Le jour où Miles découvre quelque chose qui ne devrait théoriquement pas se trouver dans la baie, sa vie commence à changer. Parce que Miles passe beaucoup de temps au bord de l’eau et il découvre beaucoup de choses… Bientôt, les journalistes, les chaînes de télé, les sectes et les profiteurs, débarquent dans sa baie pour le voir, l’interroger, le suivre. Il y a des passages vraiment très drôles, quand Miles est exaspéré par la bêtise des gens et qu’il les mène un peu en bateau. D’ailleurs, l’auteur réussit bien à doser l’émotion, l’humour, la tendresse dans ce livre, avec un jeune personnage intelligent et terriblement attachant. J’ai ris et j’ai été émue.

Avec Les grandes marées, Jim Lynch nous offre une belle histoire sur l’adolescence, sur le fait de grandir et de changer, mais aussi une réflexion écologique sur la vie des fonds marins, sur la nature dont ne s’occupe pas toujours bien l’homme, sur les petites choses qui enflamment les gens et peuvent faire tourner un grain de sable en un vrai raz-de-marée médiatique.

Les adultes dans le roman, je pense aux parents de Miles, ne sont pas toujours équilibrés. Les O’Malley sont sur le point de divorcer et ils sont loin d’être des modèles parentaux parfaits. Ils ne comprennent absolument pas leur fils et ne prennent pas le temps de le faire. D’autres adultes sont plus ouverts et accueillent la présence de Miles comme une bénédiction.

« Voilà à quoi se résumait la paternité à mes yeux: intervenir de temps à autre, juste pour mettre en garde vos enfants contre des choses qu’ils maîtrisent mieux que vous. »
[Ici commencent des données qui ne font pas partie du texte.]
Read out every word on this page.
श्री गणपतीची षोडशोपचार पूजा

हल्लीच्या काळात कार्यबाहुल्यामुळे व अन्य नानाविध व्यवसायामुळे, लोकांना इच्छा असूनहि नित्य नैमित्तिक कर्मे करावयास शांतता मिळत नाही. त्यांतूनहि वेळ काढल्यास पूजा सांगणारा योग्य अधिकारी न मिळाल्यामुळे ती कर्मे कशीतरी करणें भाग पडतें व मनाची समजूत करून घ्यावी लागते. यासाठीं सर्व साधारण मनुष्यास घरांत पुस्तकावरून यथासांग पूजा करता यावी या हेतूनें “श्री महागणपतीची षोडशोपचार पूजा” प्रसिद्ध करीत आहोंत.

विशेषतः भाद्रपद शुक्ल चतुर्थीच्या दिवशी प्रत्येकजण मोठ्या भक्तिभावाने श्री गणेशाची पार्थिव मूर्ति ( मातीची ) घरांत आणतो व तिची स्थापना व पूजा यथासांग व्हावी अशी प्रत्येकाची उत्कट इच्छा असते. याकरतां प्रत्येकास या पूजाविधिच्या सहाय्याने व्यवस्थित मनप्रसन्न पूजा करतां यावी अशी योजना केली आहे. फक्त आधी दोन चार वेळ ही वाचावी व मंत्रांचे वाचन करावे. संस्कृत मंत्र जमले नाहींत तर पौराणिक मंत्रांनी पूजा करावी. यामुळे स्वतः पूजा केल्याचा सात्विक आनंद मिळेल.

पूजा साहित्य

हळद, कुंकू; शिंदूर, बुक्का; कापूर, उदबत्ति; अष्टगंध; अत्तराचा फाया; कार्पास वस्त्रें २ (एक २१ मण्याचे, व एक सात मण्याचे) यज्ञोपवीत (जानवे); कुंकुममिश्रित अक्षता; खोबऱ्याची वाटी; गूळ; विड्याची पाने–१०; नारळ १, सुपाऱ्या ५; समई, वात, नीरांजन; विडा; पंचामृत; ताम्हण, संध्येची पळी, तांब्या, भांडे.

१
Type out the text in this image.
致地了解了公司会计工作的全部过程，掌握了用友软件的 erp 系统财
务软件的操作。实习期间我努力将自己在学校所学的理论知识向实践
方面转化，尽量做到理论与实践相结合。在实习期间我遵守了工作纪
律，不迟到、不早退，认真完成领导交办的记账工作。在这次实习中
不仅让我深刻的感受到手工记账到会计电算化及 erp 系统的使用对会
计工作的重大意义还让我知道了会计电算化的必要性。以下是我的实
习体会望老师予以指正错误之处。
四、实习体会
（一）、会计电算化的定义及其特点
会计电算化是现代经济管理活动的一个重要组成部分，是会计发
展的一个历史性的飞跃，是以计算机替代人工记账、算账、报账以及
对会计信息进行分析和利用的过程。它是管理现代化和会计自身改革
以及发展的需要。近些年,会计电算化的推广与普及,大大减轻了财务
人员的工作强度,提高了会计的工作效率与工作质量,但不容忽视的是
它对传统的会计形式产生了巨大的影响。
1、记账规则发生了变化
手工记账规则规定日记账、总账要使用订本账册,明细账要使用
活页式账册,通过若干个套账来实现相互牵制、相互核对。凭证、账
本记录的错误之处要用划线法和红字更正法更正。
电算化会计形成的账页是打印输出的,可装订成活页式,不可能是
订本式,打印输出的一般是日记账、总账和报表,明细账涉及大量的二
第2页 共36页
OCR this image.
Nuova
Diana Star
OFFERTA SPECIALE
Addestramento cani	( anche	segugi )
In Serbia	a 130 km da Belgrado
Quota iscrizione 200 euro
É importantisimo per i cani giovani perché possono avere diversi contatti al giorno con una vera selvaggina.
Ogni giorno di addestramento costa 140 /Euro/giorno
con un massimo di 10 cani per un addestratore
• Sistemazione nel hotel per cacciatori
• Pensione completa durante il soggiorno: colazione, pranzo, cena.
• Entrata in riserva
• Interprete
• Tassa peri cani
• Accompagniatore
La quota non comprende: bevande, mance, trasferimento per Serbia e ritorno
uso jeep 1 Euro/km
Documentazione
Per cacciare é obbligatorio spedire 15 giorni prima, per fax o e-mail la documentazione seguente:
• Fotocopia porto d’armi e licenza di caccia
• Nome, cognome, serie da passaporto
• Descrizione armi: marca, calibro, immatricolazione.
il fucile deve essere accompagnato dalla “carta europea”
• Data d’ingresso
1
Miles a peur de perdre sa baie, de devoir partir, de la voir se modifier et être envahie par les riches, les curieux, des gens qui ne savent pas en profiter. On sent un véritable amour de la nature dans ce livre, une certaine poésie pour la beauté de la mer et les secrets qu’elle recèle, que la majorité des gens ne remarque même pas.

« Ce que j’avais observé n’était qu’une infime partie de la vie nouvelle qui bouillonnait dans nos eaux, et si j’en avais vu plus que la plupart des gens, c’était uniquement parce que j’étais le seul à regarder. »

La science et les fonds marins ne sont jamais très loin dans le livre, puisque c’est la grande passion de Miles. Le livre sent la mer, l’eau salée et les berges qui grouillent de vie.

J’ai aimé à peu près tout de ce roman. Les personnages sont beaux, même Phelps l’obsédé, ou Angie la musicienne bipolaire dont Miles est amoureux. La vieille Florence est touchante et même si elle et Miles ont une grande différence d’âge, ils sont de grands amis. Malgré elle, la vieille femme fait peser sur Miles beaucoup de responsabilités, mais le jeune garçon les endosse et leur relation est belle et pleine de tendresse.

« Rien de tout cela ne me faisait douter de Florence. Il me suffisait d’observer ses yeux. Ils reflétaient la lumière selon une multitude d’angles, si bien qu’il était impossible de dire si c’était vous, derrière vous ou à l’intérieur de vous qu’elle regardait. De plus, elle me perçait à jour mieux que quiconque. En sa présence, je prenais garde à ne pas penser trop fort. »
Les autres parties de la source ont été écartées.